King James I, 1603-1625 | The Problem of Divine-Right Monarchy

In the troubled reign of James I there were three major points of contention—money, foreign policy, and religion. In all three issues the Crown and its opposition each tried to direct constitutional development in its own favor. In raising money James sought to make the most of revenues that did not require a parliamentary grant; Parliament sought to make the most of its own control over the purse strings by insisting on the principle that it had to approve any new revenues.

When James levied an import duty without a parliamentary grant, an importer of dried currants refused to pay; the case was decided in favor of the Crown by the Court of Exchequer, and the decision attracted much attention because the judges held the king’s powers in general to be absolute. Then a royal appeal for a general “benevolence”—a euphemism for a contribution exacted from an individual—was resisted with the support of the chief justice, Sir Edward Coke (1552– 1634). James summarily dismissed Coke from office for asserting the independence of the judiciary and thereby drew attention once again to his broad use of the royal prerogative.

The Tudors had regarded foreign affairs as entirely a matter for the Crown. The delicate problem of a marriage for Elizabeth I, for instance, had concerned her parliaments and the public; but Parliament made no attempt to dictate a marriage, and Elizabeth was careful not to offend her subjects in her own tentative negotiations. On the other hand, when James I openly sought a princess of hated Spain as a wife for his son Charles, the Commons in 1621 petitioned publicly against the Spanish marriage.

When James rebuked them for meddling, they drew up the Great Protestation, the first of the major documents of the English Revolution, in which they used what they claimed were the historic privileges of Parliament to assert what was in fact a new claim for parliamentary control of foreign affairs. James responded by dissolving Parliament and imprisoning four of its leaders. The Spanish marriage fell through, but the betrothal of Charles in 1624 to the French princess Henrietta Maria, sister of Louis XIII, who was also Catholic, was hardly more popular with the English people.

Though refusing to permit public services by Catholics and Puritans, Elizabeth had allowed much variety of practice within the Anglican church. James summed up his policy in the phrase “no bishop, no king”—by which he meant that the enforcement of the bishops’ authority in religion was essential to the maintenance of royal power. James at once took steps against what he held to be Puritan nonconformity.

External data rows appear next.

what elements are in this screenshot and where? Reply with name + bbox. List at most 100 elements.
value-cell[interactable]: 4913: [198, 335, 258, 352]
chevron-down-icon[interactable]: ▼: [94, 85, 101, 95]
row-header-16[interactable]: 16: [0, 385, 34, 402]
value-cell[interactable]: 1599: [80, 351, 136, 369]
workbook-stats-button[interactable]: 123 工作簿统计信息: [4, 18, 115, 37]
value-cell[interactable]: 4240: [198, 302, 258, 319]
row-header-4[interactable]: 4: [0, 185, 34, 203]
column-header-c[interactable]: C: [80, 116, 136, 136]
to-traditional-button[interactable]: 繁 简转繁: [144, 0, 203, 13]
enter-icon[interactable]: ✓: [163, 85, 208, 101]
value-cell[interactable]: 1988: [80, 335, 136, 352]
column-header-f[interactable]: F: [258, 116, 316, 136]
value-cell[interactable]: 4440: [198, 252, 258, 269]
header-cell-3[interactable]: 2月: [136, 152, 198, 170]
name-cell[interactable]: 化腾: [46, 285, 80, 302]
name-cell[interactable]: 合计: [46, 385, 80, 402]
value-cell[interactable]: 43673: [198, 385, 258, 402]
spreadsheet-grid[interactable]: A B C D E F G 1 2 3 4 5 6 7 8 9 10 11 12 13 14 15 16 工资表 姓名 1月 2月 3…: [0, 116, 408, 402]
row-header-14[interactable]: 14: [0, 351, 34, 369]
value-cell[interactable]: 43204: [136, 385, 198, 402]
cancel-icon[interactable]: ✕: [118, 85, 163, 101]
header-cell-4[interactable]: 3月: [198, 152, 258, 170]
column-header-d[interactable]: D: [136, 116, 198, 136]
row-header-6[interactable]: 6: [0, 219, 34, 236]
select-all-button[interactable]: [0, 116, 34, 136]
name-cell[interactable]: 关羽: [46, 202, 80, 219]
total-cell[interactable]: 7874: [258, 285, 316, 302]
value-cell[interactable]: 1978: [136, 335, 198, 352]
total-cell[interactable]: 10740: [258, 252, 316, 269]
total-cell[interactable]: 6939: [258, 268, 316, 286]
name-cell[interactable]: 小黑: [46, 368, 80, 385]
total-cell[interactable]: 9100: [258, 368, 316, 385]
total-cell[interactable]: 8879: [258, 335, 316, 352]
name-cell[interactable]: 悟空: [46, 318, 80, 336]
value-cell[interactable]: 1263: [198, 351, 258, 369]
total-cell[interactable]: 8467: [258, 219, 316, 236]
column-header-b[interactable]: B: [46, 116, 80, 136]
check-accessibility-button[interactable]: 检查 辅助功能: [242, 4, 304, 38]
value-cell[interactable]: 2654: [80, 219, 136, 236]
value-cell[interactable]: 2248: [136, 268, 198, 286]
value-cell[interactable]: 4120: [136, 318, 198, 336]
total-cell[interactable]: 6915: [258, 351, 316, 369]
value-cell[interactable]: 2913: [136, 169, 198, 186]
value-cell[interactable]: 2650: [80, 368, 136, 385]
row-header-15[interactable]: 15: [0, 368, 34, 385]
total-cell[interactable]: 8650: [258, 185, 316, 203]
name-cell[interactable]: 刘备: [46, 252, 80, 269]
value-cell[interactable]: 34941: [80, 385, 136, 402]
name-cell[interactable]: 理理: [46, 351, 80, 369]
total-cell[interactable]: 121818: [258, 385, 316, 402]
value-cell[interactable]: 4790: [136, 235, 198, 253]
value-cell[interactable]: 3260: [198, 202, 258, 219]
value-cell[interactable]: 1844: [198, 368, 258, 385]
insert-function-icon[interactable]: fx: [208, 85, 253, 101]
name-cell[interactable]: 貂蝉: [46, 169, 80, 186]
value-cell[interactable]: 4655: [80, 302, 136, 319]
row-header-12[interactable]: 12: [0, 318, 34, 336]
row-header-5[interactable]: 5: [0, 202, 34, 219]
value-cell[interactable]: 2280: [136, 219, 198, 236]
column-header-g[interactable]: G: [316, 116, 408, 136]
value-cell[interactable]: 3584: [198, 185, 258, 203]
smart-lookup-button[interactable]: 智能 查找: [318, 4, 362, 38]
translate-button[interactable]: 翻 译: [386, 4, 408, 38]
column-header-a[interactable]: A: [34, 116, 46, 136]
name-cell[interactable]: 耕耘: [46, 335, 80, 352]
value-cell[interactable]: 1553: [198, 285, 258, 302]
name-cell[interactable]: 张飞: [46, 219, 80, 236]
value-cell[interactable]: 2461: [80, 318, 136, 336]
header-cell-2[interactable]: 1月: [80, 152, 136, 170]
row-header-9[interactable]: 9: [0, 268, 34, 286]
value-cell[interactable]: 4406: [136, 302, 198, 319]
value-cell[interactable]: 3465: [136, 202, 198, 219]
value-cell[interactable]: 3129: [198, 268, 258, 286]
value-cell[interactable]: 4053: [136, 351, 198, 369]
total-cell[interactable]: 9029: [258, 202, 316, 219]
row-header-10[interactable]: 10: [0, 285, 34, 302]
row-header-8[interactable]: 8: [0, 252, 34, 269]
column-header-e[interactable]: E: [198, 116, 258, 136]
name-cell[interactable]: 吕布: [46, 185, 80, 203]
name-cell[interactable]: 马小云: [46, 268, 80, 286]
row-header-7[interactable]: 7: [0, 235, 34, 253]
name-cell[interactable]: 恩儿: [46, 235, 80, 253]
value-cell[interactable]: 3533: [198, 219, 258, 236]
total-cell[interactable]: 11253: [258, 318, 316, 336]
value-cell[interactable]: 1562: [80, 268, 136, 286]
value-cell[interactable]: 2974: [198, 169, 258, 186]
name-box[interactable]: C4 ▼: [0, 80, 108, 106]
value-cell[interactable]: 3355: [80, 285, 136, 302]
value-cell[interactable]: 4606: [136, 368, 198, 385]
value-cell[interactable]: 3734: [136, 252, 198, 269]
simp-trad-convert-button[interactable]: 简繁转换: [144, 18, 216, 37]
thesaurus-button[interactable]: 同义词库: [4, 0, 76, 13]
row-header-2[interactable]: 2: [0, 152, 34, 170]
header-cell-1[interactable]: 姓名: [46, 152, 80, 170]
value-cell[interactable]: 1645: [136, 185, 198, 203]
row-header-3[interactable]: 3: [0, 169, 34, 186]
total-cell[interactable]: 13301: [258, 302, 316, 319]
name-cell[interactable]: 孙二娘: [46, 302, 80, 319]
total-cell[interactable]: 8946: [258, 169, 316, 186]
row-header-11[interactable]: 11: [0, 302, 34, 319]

He called a conference of Anglican bishops and leading Puritans at Hampton Court in 1604, at which he presided in person and used the full force of his scholarship against the Puritans. After the conference dissolved with no real meeting of minds, royal policy continued to favor the High Church, anti-Puritan party.

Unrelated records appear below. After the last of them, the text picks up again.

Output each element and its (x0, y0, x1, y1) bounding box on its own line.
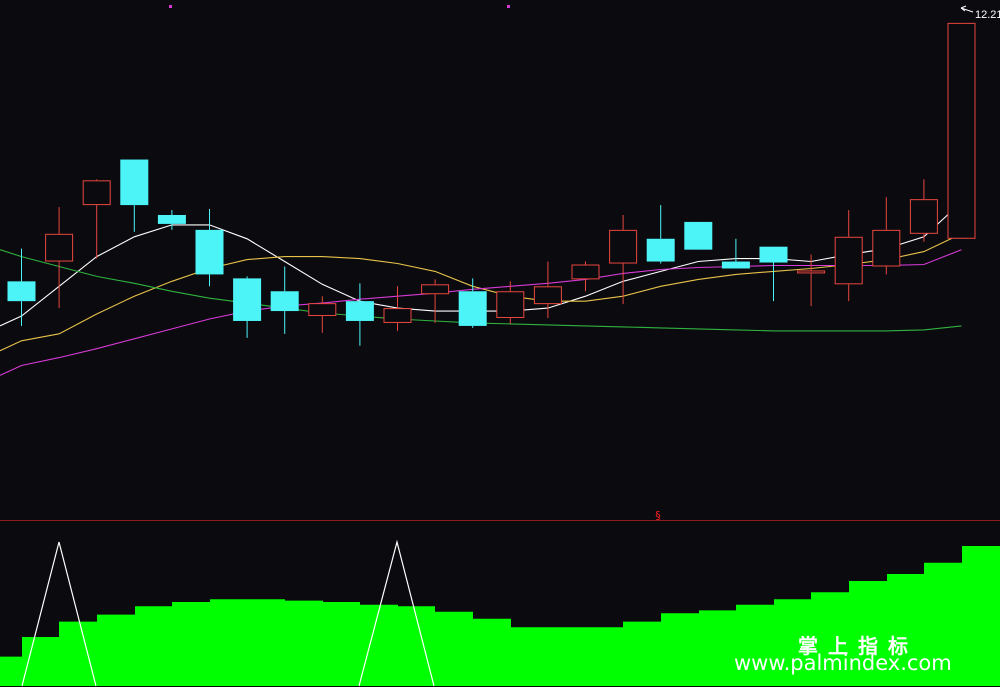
candle (947, 22, 976, 239)
candle-body-down (7, 281, 36, 302)
stock-chart: § 12.21 (0, 0, 1000, 687)
candle-body-up (571, 264, 600, 280)
candle-body-up (797, 270, 826, 274)
candle-body-down (233, 278, 262, 321)
signal-marker: § (655, 509, 661, 522)
candle-body-down (684, 221, 713, 250)
candle-body-up (82, 180, 111, 206)
candle-body-up (308, 303, 337, 317)
candle-body-up (609, 229, 638, 264)
candle-body-up (45, 233, 74, 262)
candle-body-up (496, 291, 525, 318)
top-marker-right (507, 5, 510, 8)
candle-body-down (270, 291, 299, 312)
candle-body-down (157, 214, 186, 224)
candle-body-up (421, 284, 450, 295)
candle-body-up (533, 286, 562, 305)
candle-body-down (759, 246, 788, 263)
last-price-text: 12.21 (975, 9, 1000, 21)
top-marker-left (169, 5, 172, 8)
candle (684, 221, 713, 250)
candle-body-down (646, 238, 675, 262)
candle-body-up (909, 199, 938, 234)
candle-body-up (383, 308, 412, 323)
candle-body-down (721, 261, 750, 269)
watermark-url: www.palmindex.com (734, 651, 952, 675)
candle-body-down (345, 301, 374, 321)
candle-body-down (120, 159, 149, 206)
candle-body-up (947, 22, 976, 239)
candle-body-up (872, 229, 901, 267)
candle-body-up (834, 236, 863, 285)
candle-body-down (195, 229, 224, 275)
candle-body-down (458, 291, 487, 326)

Despite James’s failure to achieve anything like religious agreement among his subjects, his reign is a landmark in the history of Christianity among English- speaking peoples, for in 1611, after seven years’ labor, a committee of forty-seven ministers authorized by him completed the English translation of the Bible that is still the most widely used. The King James version was a masterpiece of Elizabethan prose, perhaps the most remarkable literary achievement a committee has ever made.